One win in nine has seen Spurs tumble down the league and they now languish in fifth, three points behind Newcastle in the final qualifying spot. Mercifully for Redknapp there may be salvation in the form of a relatively straight forward run-in. The north London club's last four fixtures include three of the bottom six, Aston Villa, Bolton and Blackburn, before a final-day home game against Fulham.
Redknapp has assured fans that four wins will be enough to clamber back into the top four and he's probably right, as Newcastle face tricky fixtures at home to Man City and away to Chelsea.
But such assurances shouldn't have been necessary as Liverpool, Arsenal and Chelsea all struggled for consistency, allowing Spurs to enjoy third spot relatively unchallenged.
However, they saw their Champions League chase collapse on 26 February, when they led 2-0 at the Emirates and were seemingly poised to deal another bitter blow to Arsenal's already stuttering season. However, Wenger's charges stormed back, emerged 5-2 winners and haven't look back since. Spurs on the other hand didn't win in the league again until April.

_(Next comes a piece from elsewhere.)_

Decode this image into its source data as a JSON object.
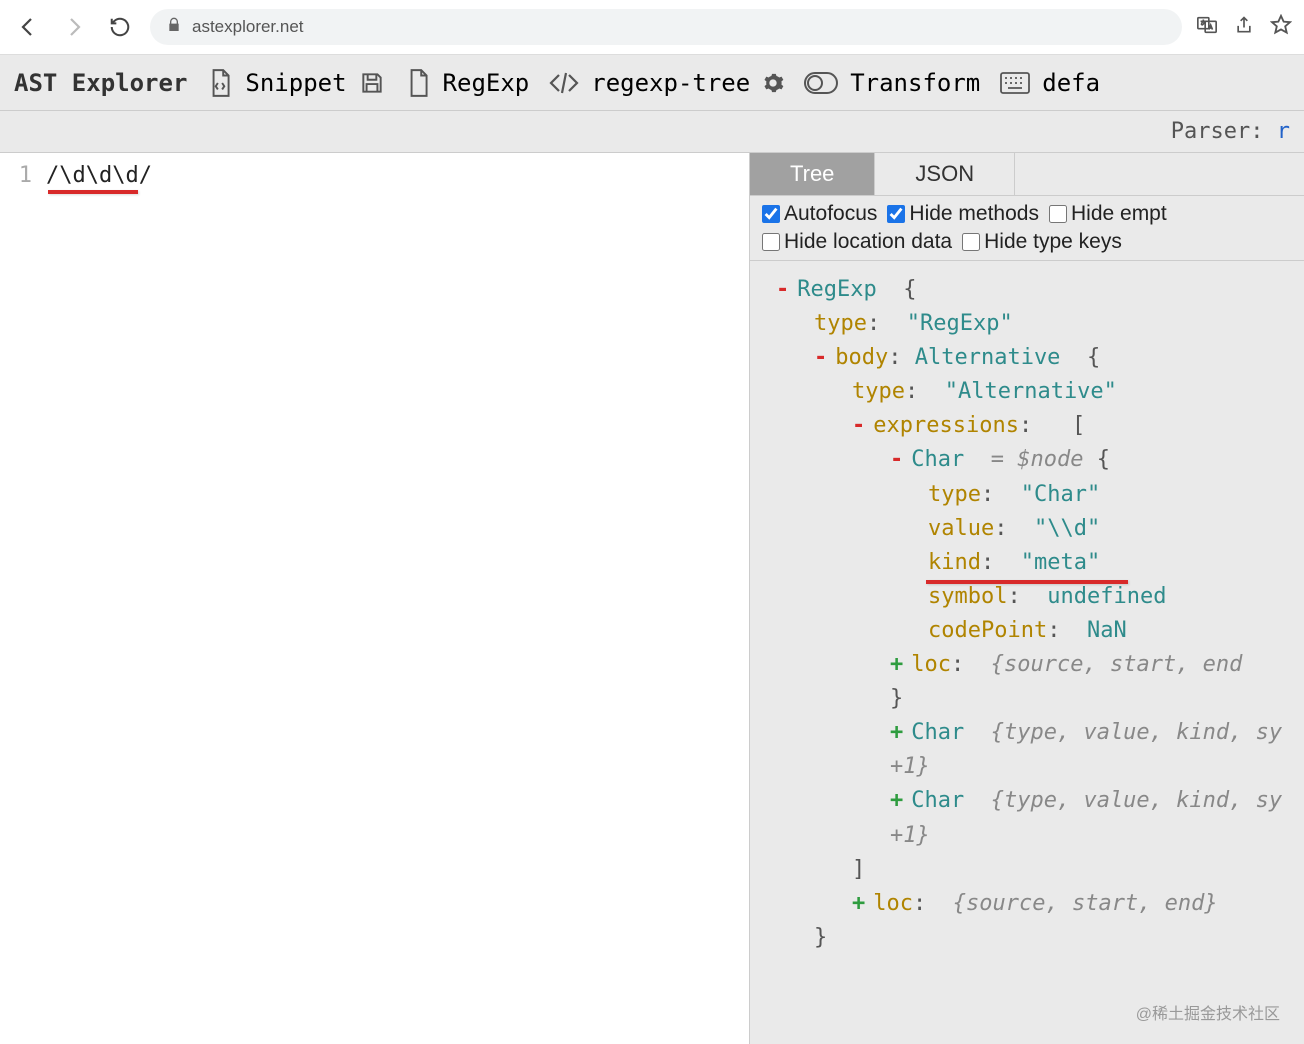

Aside from the effect on the balance sheet, missing out on Champions League football could also have serious repercussions on the pitch. Luka Modric's transfer flirtation with Chelsea feels like it's just been set aside rather than completely forgotten, and Gareth Bale is wanted man both in Britain and abroad. It's not hard to imagine an exodus, possibly led by the manager himself, if Spurs ultimately fail to secure fourth.
The 2012 Deloitte report on Spurs concludes that modern stadium development combined with a continuation of recent on-pitch form "could secure the club a top ten position on a frequent basis". The report described Champions League qualification as the "great differentiator", allowing clubs to accelerate growth and consolidate their financial position.
Manchester City can demonstrate the riches offered by Europe's top club competition most recently. Participation this year netted Mancini's men £21.3m. Last year's Europa League adventure brought home just £4.5m.
Spurs had a great chance to consolidate after qualification in 2009/10. They missed that and slipped back to fifth the next season. To get another opportunity so quickly is something Spurs really cannot afford to pass up.